Virus est un petit mot latin qui signifie poison... Et c’est bien à un empoisonnement de l’économie mondiale que l’on assiste.

Par Bruno Cavalier, Chef Economiste

 

Depuis environ trois semaines, pour ralentir l’expansion du coronavirus et préserver ainsi les capacités hospitalières, les pays d’Europe et les États-Unis ont mis en place des mesures de confinement sur l’ensemble ou une large partie de leur territoire. Cela implique de limiter les déplacements et les activités à ce qui est strictement essentiel, autrement dit de fermer tout ou partie de l’économie. Les premières données qui remontent du terrain permettent de mesurer le coût de cette politique. Il est considérable.

Poison

Selon les estimations préliminaires du FMI, de l’OCDE et des instituts de statistiques en France et en Allemagne, nos économies tournent désormais de 25% à 35% au-dessous de ce qui était leur niveau d’activité pré-choc.

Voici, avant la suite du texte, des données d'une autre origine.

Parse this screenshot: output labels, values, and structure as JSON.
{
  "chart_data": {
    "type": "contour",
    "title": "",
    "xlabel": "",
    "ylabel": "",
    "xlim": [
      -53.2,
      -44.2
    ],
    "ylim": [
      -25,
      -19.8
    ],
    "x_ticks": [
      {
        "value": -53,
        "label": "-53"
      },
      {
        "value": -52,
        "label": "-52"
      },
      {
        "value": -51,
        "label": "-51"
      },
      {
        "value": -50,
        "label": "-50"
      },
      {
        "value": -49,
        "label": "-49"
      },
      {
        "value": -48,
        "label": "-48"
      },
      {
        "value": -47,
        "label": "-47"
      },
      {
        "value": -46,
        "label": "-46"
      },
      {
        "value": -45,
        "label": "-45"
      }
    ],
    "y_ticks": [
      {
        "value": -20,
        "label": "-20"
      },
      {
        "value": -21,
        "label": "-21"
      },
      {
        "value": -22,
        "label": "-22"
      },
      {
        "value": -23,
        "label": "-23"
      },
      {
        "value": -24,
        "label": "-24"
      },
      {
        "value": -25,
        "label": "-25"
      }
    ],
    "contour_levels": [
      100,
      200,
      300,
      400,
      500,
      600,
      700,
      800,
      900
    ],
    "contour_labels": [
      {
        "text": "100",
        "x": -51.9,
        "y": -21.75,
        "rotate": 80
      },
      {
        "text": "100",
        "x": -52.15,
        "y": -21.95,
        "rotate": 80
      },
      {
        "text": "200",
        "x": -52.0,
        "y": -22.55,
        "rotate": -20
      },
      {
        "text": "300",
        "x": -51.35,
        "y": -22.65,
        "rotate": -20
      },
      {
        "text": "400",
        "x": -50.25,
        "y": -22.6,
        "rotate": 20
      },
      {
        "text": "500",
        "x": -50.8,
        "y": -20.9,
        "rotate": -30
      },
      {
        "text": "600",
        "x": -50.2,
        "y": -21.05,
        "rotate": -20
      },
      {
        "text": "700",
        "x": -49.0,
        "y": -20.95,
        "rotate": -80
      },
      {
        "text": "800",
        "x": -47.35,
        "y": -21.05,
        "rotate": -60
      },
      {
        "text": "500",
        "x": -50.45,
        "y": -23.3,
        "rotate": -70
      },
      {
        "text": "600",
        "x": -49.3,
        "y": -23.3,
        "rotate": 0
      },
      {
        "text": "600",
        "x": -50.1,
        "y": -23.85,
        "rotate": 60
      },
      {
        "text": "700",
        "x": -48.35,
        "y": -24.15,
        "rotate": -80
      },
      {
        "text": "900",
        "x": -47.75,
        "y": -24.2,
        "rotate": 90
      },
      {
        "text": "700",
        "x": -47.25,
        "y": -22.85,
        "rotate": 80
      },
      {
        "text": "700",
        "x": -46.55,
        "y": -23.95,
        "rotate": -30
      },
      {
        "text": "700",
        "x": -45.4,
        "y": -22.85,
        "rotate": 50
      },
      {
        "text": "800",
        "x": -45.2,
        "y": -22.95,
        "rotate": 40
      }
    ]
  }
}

Faut-il préciser qu’on n’a jamais connu un tel bouleversement en un si court laps de temps ! Chaque semaine de confinement réduit le PIB d’au moins un demi-point de pourcentage.

Un confinement de six semaines est désormais une hypothèse basse en Europe et aux États-Unis. Si le pic de l’épidémie est franchi sur cet intervalle alors une levée du confinement sera envisagée, mais cela prendra aussi plusieurs semaines. On peine à imaginer un retour à la vie normale avant le début de l’été au plus tôt. Sous ces hypothèses, le choc avoisinerait de 5 à 7 points de PIB dans les pays développés. Ce sont là des hypothèses acceptables, avec une alternative qui penche pour un confinement plus long et une remise en route plus étalée. On pourrait alors doubler la mise.

Une grave récession est inévitable, mais en un sens, elle fait partie du traitement de la crise sanitaire. Il faut toutefois éviter qu’un choc temporaire ne crée un dommage permanent. La seule politique publique censée consiste à compenser la perte de revenus des ménages, à préserver la capacité de production, et faire en sorte que ni l’économie réelle, ni les banques ou les marchés, ne manquent de liquidité. C’est plus facile à dire qu’à faire. Les responsables de politique économique ont parfois tâtonné, mais désormais, les mesures monétaires et budgétaires ont, combinées, une masse critique imposante.

Antidote

À court terme, il s’agit moins de stimuler la demande (cela n’a pas grand sens tant que l’offre est contrainte) que de limiter au maximum la perte de potentiel productif. C’est pourquoi dans la plupart des pays, les mesures de politique économique visent à encourager le chômage partiel plutôt que les licenciements secs, à étaler les charges des entreprises (impôts, loyers, crédit) plutôt que de les acculer au dépôt de bilan, et surtout à éviter un rationnement du crédit. La fourniture de liquidité dans des proportions adéquates est ce qui fera la différence dans cette récession. On est désormais certain qu’elle sera sévère, mails il n’y a pas de fatalité à ce qu’elle soit longue.

Pour cela, il ne faut pas lésiner sur l’antidote, et son administration rapide. C’est l’une des leçons de la crise financière de 2008. Il est inutile de fantasmer sur des périls imaginaires (par exemple, le risque inflationniste faisant suite à l’expansion du bilan des banques centrales). Il est même certainement préférable de ne pas brider la réaction de politique économique à cause de l’aléa moral. Sans doute, il y aura des passagers clandestins cherchant à profiter indûment de l’aide publique, mais ce n’est pas un problème de premier ordre.

Le choc du coronavirus met à rude épreuve la solidité de l’Europe et ravive les plaies de la crise des dettes souveraines qui s’est déroulée de 2010 à 2015. À l’époque, certains pays « vertueux » avaient jugé, avec une joie mauvaise non dissimulée, que la crise des pays « laxistes » était la sanction de leurs excès. Certains tiennent les mêmes propos aujourd’hui. Pourtant cette fois, le choc est purement exogène et frappe tout le monde. C’est typiquement là qu’on attendrait de l’Europe une réponse unie, coordonnée, capable de dépasser les écarts entre pays (il y en aura toujours). Sur le principe, cela fait sens d’avoir un financement mutuel des mesures de soutien liées à la crise du coronavirus (les fameux et controversés « coronabonds ») avec, en contrepartie, il va sans dire, une gestion mutuelle de ces dépenses.

Reconnaissons que les obstacles politiques sont difficiles à surmonter. À court terme, il n’y a pas à redouter une fragmentation de la zone euro car la BCE veille à ce que tous les pays puissent se financer dans des conditions très favorables. Sur le long terme, le débat reste ouvert et tout est possible. Cette crise risque d’attiser le sentiment anti-européen. L’exemple du Royaume-Uni et du Brexit doit nous rappeler que cela peut amener jusqu’au divorce.